Armées - Editoriaux - Histoire - Souvenir 14-18 - 1 août 2016

2 août 1916 : Maxime Lenoir devient un « as »

Le Petit Parisien, Le Petit Journal et Le Journal datés du 2 août relatent, en une de leurs éditions, les exploits d’un nouvel as de l’aviation française, l’adjudant Maxime Lenoir. Celui-ci vient, en effet, d’abattre son cinquième avion. Il devient donc un « as » en référence au nombre de signes sur la carte à jouer « as ». Ce fils de vigneron, né le 22 décembre 1888, préfère vite les loopings aux tonneaux du domaine familial. Il obtient son brevet de pilote (n° 1564) le 5 décembre 1913 à Buc, chez Blériot. Quand éclate la guerre, il croit être intégré comme aviateur dans une escadrille.

Mais comme il avait effectué son service militaire au 8e chasseurs d’Orléans, il est fort logiquement nommé dans un régiment de cavalerie, le 7e hussards. « On me fit […] l’offre d’une superbe jument en ma qualité de cavalier. […] La pauvre bête qui avait le suprême honneur de me porter fut victime bientôt d’un de ces multiples incidents qu’on rencontre fréquemment lorsqu’on joue à la guerre : elle fut tuée sous moi. » 1.

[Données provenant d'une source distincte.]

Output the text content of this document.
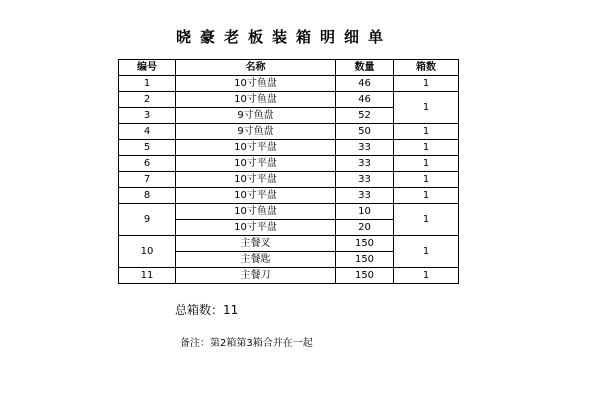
晓豪老板装箱明细单
编号	名称	数量	箱数
1	10寸鱼盘	46	1
2	10寸鱼盘	46	1
3	9寸鱼盘	52	
4	9寸鱼盘	50	1
5	10寸平盘	33	1
6	10寸平盘	33	1
7	10寸平盘	33	1
8	10寸平盘	33	1
9	10寸鱼盘	10	1
	10寸平盘	20	
10	主餐叉	150	1
	主餐匙	150	
11	主餐刀	150	1
总箱数：11
备注：第2箱第3箱合并在一起
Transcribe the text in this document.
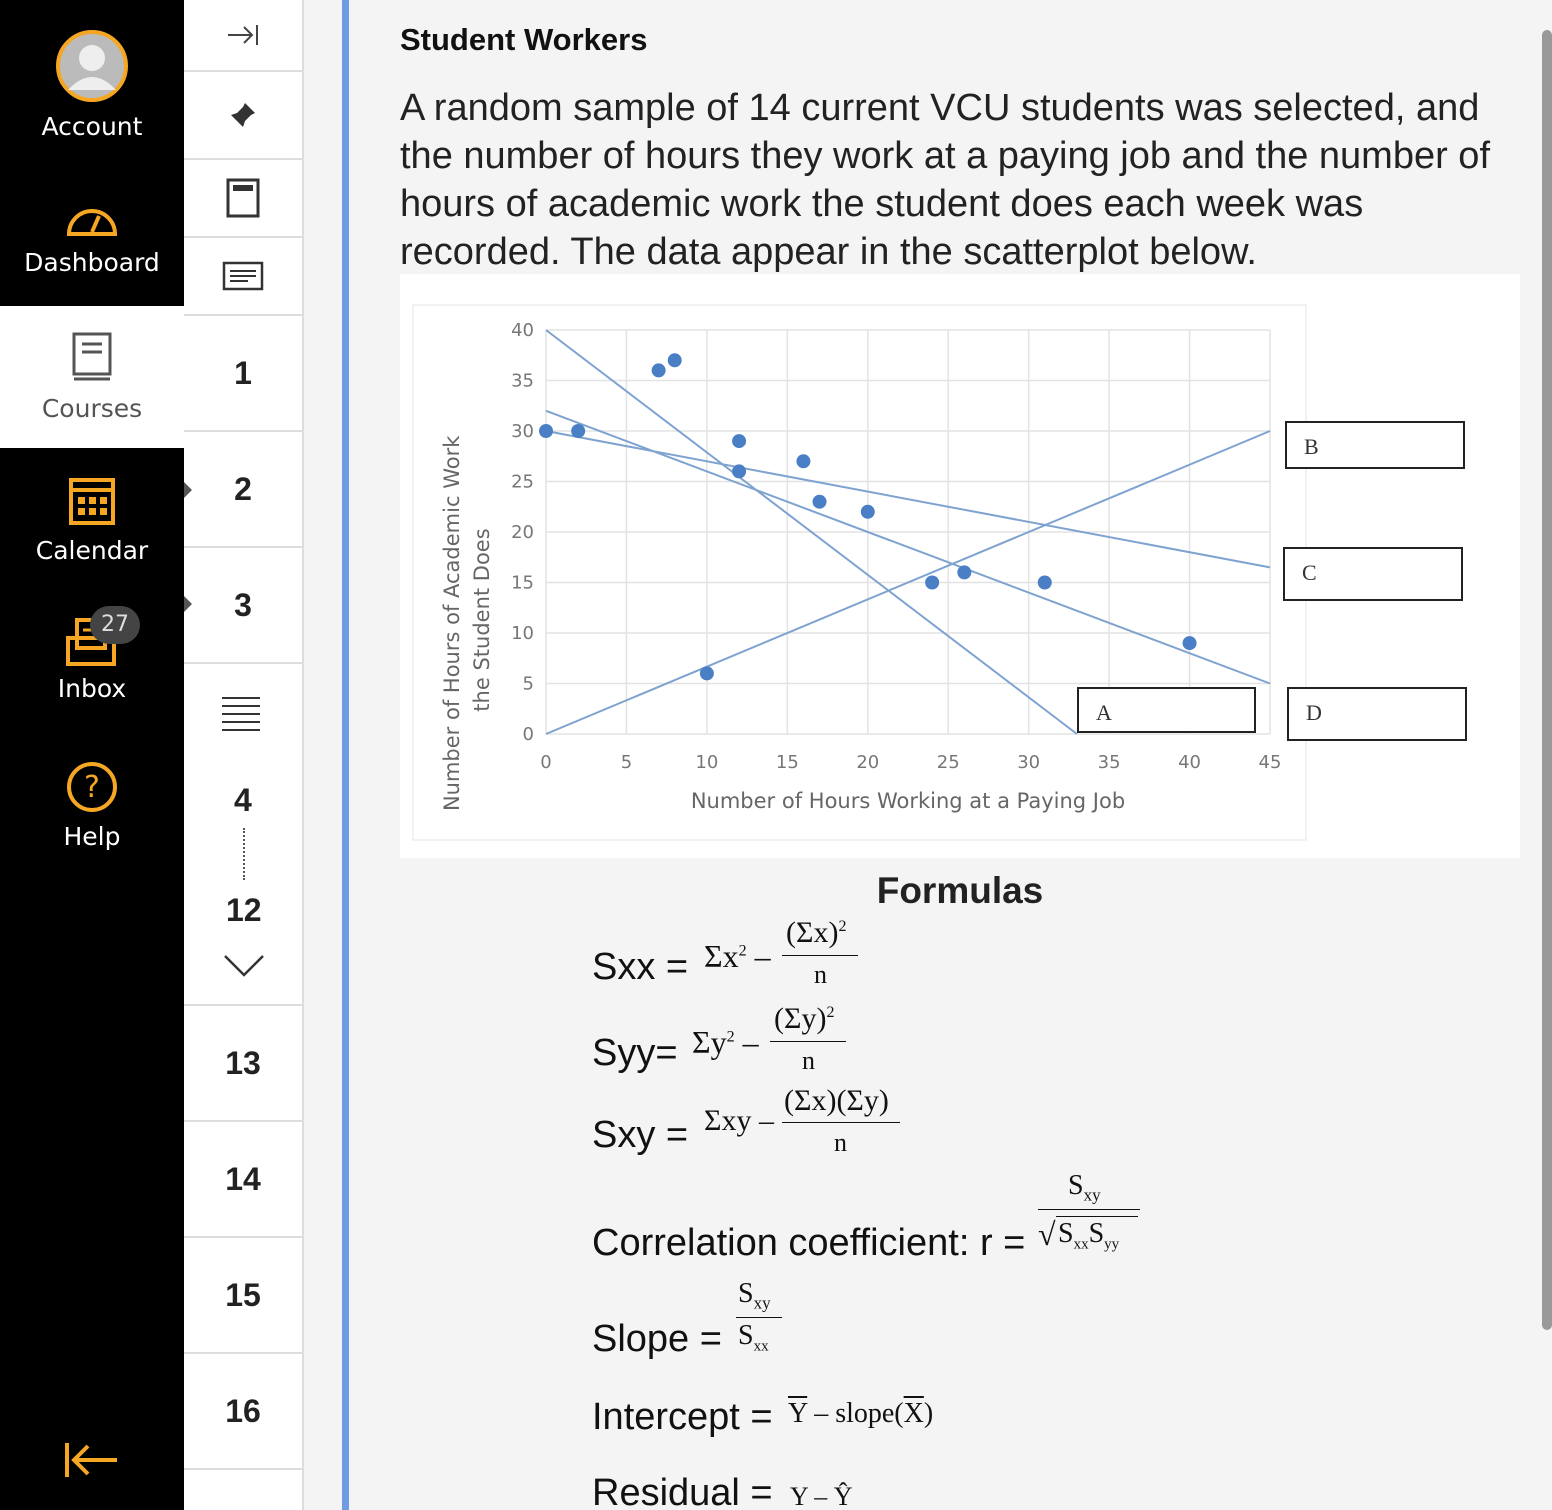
Account
Dashboard
Courses
Calendar
Inbox
27
?
Help
1
2
3
4
12
13
14
15
16
Student Workers

A random sample of 14 current VCU students was selected, and the number of hours they work at a paying job and the number of hours of academic work the student does each week was recorded. The data appear in the scatterplot below.

0	5	10	15	20	25	30	35	40	45
0
5
10
15
20
25
30
35
40
A
B
C
D
Number of Hours Working at a Paying Job
Number of Hours of Academic Work the Student Does
Formulas
Sxx = $\Sigma x^2$ –
$(\Sigma x)^2$
n
$Syy= \Sigma y^2$ –
$(\Sigma y)^2$
n
Sxy = Σxy –
(Σx)(Σy)
n
Correlation coefficient: r =
$S_{xy}$
√ $S_{xx}S_{yy}$
Slope =
$S_{xy}$
$S_{xx}$
Intercept = $\overline{Y}$ – $slope(\overline{X})$
Residual = Y – Ŷ
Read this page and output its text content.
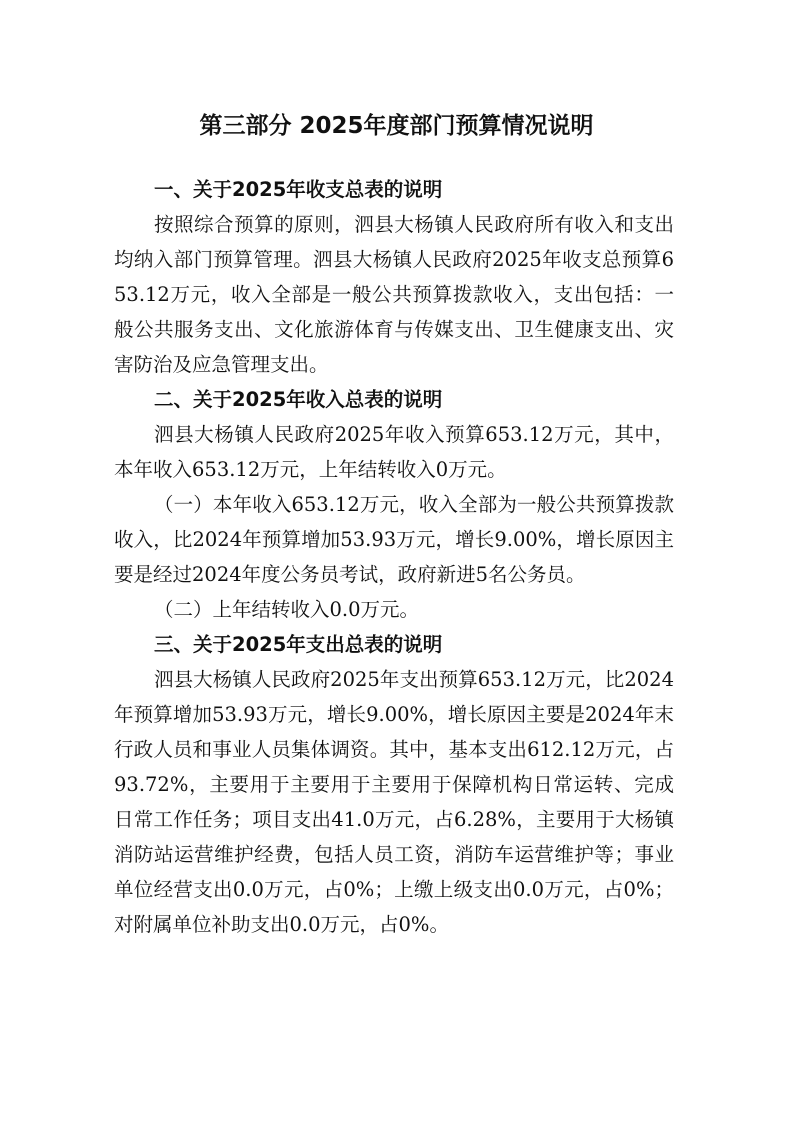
第三部分 2025年度部门预算情况说明

一、关于2025年收支总表的说明

按照综合预算的原则，泗县大杨镇人民政府所有收入和支出均纳入部门预算管理。泗县大杨镇人民政府2025年收支总预算653.12万元，收入全部是一般公共预算拨款收入，支出包括：一般公共服务支出、文化旅游体育与传媒支出、卫生健康支出、灾害防治及应急管理支出。

二、关于2025年收入总表的说明

泗县大杨镇人民政府2025年收入预算653.12万元，其中，本年收入653.12万元，上年结转收入0万元。

（一）本年收入653.12万元，收入全部为一般公共预算拨款收入，比2024年预算增加53.93万元，增长9.00%，增长原因主要是经过2024年度公务员考试，政府新进5名公务员。

（二）上年结转收入0.0万元。

三、关于2025年支出总表的说明

泗县大杨镇人民政府2025年支出预算653.12万元，比2024年预算增加53.93万元，增长9.00%，增长原因主要是2024年末行政人员和事业人员集体调资。其中，基本支出612.12万元，占93.72%，主要用于主要用于主要用于保障机构日常运转、完成日常工作任务；项目支出41.0万元，占6.28%，主要用于大杨镇消防站运营维护经费，包括人员工资，消防车运营维护等；事业单位经营支出0.0万元，占0%；上缴上级支出0.0万元，占0%；对附属单位补助支出0.0万元，占0%。
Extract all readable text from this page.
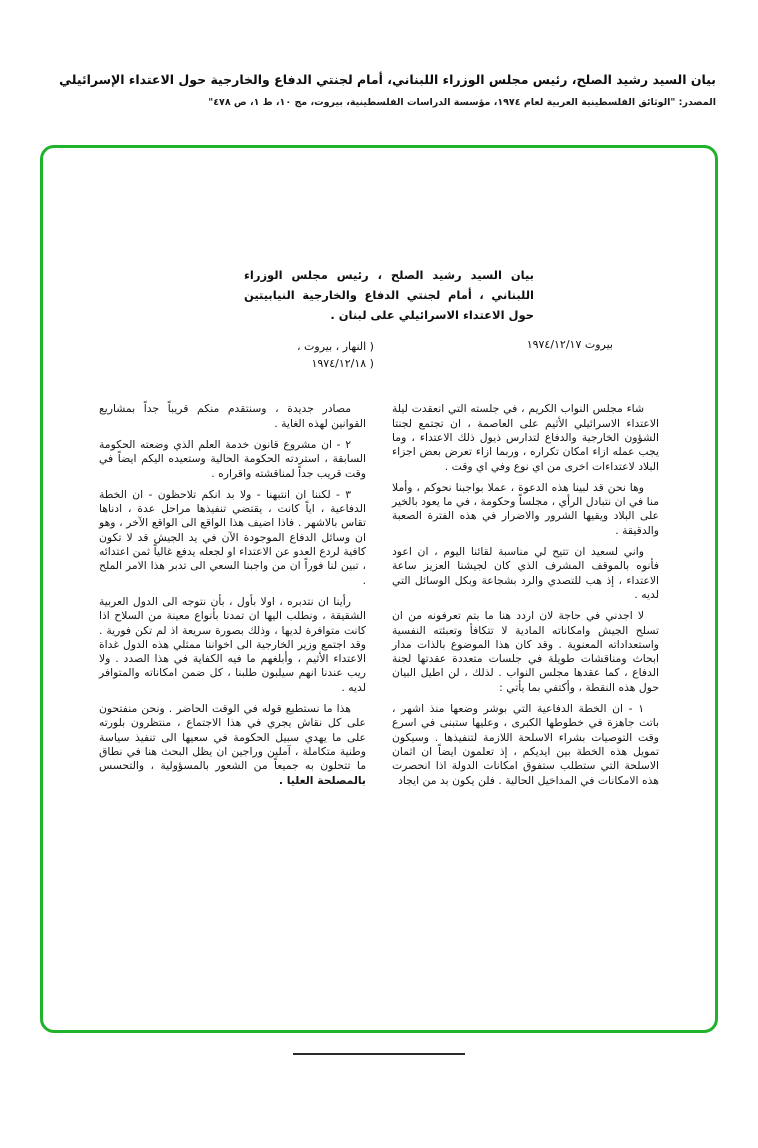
بيان السيد رشيد الصلح، رئيس مجلس الوزراء اللبناني، أمام لجنتي الدفاع والخارجية حول الاعتداء الإسرائيلي
المصدر: "الوثائق الفلسطينية العربية لعام ١٩٧٤، مؤسسة الدراسات الفلسطينية، بيروت، مج ١٠، ط ١، ص ٤٧٨"
بيان السيد رشيد الصلح ، رئيس مجلس الوزراء اللبناني ، أمام لجنتي الدفاع والخارجية النيابيتين حول الاعتداء الاسرائيلي على لبنان .
بيروت ١٩٧٤/١٢/١٧
( النهار ، بيروت ،
( ١٩٧٤/١٢/١٨

شاء مجلس النواب الكريم ، في جلسته التي انعقدت ليلة الاعتداء الاسرائيلي الأثيم على العاصمة ، ان تجتمع لجنتا الشؤون الخارجية والدفاع لتدارس ذيول ذلك الاعتداء ، وما يجب عمله ازاء امكان تكراره ، وربما ازاء تعرض بعض اجزاء البلاد لاعتداءات اخرى من اي نوع وفي اي وقت .

وها نحن قد لبينا هذه الدعوة ، عملا بواجبنا نحوكم ، وأملا منا في ان نتبادل الرأي ، مجلساً وحكومة ، في ما يعود بالخير على البلاد ويقيها الشرور والاضرار في هذه الفترة الصعبة والدقيقة .

واني لسعيد ان تتيح لي مناسبة لقائنا اليوم ، ان اعود فأنوه بالموقف المشرف الذي كان لجيشنا العزيز ساعة الاعتداء ، إذ هب للتصدي والرد بشجاعة وبكل الوسائل التي لديه .

لا اجدني في حاجة لان اردد هنا ما بتم تعرفونه من ان تسلح الجيش وامكاناته المادية لا تتكافأ وتعبئته النفسية واستعداداته المعنوية . وقد كان هذا الموضوع بالذات مدار ابحاث ومناقشات طويلة في جلسات متعددة عقدتها لجنة الدفاع ، كما عقدها مجلس النواب . لذلك ، لن اطيل البيان حول هذه النقطة ، وأكتفي بما يأتي :

١ - ان الخطة الدفاعية التي بوشر وضعها منذ اشهر ، باتت جاهزة في خطوطها الكبرى ، وعليها ستبنى في اسرع وقت التوصيات بشراء الاسلحة اللازمة لتنفيذها . وسيكون تمويل هذه الخطة بين ايديكم ، إذ تعلمون ايضاً ان اثمان الاسلحة التي ستطلب ستفوق امكانات الدولة اذا انحصرت هذه الامكانات في المداخيل الحالية . فلن يكون بد من ايجاد

مصادر جديدة ، وسنتقدم منكم قريباً جداً بمشاريع القوانين لهذه الغاية .

٢ - ان مشروع قانون خدمة العلم الذي وضعته الحكومة السابقة ، استردته الحكومة الحالية وستعيده اليكم ايضاً في وقت قريب جداً لمناقشته واقراره .

٣ - لكننا ان انتبهنا - ولا بد انكم تلاحظون - ان الخطة الدفاعية ، اياً كانت ، يقتضي تنفيذها مراحل عدة ، ادناها تقاس بالاشهر . فاذا اضيف هذا الواقع الى الواقع الآخر ، وهو ان وسائل الدفاع الموجودة الآن في يد الجيش قد لا تكون كافية لردع العدو عن الاعتداء او لجعله يدفع غالياً ثمن اعتدائه ، تبين لنا فوراً ان من واجبنا السعي الى تدبر هذا الامر الملح .

رأينا ان نتدبره ، اولا بأول ، بأن نتوجه الى الدول العربية الشقيقة ، ونطلب اليها ان تمدنا بأنواع معينة من السلاح اذا كانت متوافرة لديها ، وذلك بصورة سريعة اذ لم تكن فورية . وقد اجتمع وزير الخارجية الى اخواننا ممثلي هذه الدول غداة الاعتداء الأثيم ، وأبلغهم ما فيه الكفاية في هذا الصدد . ولا ريب عندنا انهم سيلبون طلبنا ، كل ضمن امكاناته والمتوافر لديه .

هذا ما نستطيع قوله في الوقت الحاضر . ونحن منفتحون على كل نقاش يجري في هذا الاجتماع ، منتظرون بلورته على ما يهدي سبيل الحكومة في سعيها الى تنفيذ سياسة وطنية متكاملة ، آملين وراجين ان يظل البحث هنا في نطاق ما تتحلون به جميعاً من الشعور بالمسؤولية ، والتحسس بالمصلحة العليا .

En novembre 1914, prenant conscience que la guerre a aussi besoin d’aviateurs, le grand quartier général (GQG) décide de « diriger cavalier Lenoir du 7e régiment hussards sur école aviation Avord pour y reprendre son entraînement de pilote aviateur ». Il vole sur Blériot XI à Avord, puis sur Caudron G.3 à Saint-Cyr-l’École, et finit par être affecté à l’escadrille C 18. Il obtient sa toute première victoire, le 5 juin 1915, vers Sivry-la-Perche (à l’ouest de Verdun). « Je volais d’abord des quatre, cinq et six heures par jour. J’ai eu dix combats en moins de deux semaines. Je rentrais souvent avec mon appareil transformé en passoire », relate-t-il à ses amis et sa famille. Quand arrive la cinquième victoire, il est heureux d’être reconnu comme un as.

Il le confie à son ami journaliste, Jacques Mortane :

« Savoir qu’un beau matin votre nom est révélé à l’univers entier, qu’il est inscrit dans tous les journaux du monde, est une de ces satisfactions qu’un homme n’oublie pas. Il en est qui jouent aux modestes et prétendent que cela leur est indifférent. N’en croyez rien. J’aime mieux celui qui avoue son bonheur. Je suis de ceux-ci. C’est vous dire avec quelle volupté je vis s’éparpiller les débris de ma cinquième victime. »

Sa motivation était sans faille : « Avant les médailles et les grades, une chose m’a toujours tenu à cœur, c’est de venger mon frère aîné. [Je revaudrai] au centuple aux Boches la douleur qu’ils [m’]ont causée. » Soldat au 113e régiment d’infanterie, son frère Samuel est mort de ses blessures le 3 octobre 1915 à l’hôpital n° 3 d’Yzeure (Allier).

Avant d’être abattu le 25 octobre 1916 à bord de son SPAD S.VII baptisé « Trompe-la-Mort III », Maxime Lenoir avait homologué 11 victoires officielles, huit étant non homologuées. Son corps ne fut jamais retrouvé. Il était considéré comme l’égal des Guynemer, Nungesser, Navarre ou Dorme. Il partagea avec eux la première Grande médaille d’or de l’Aéro-Club de France accordée à des pilotes de chasse. Il était chevalier de la Légion d’honneur, titulaire de la médaille militaire et titulaire de la croix de guerre avec huit palmes.

Notes:

  1. Chasseurs de Boches, L’Édition française illustrée, 1917.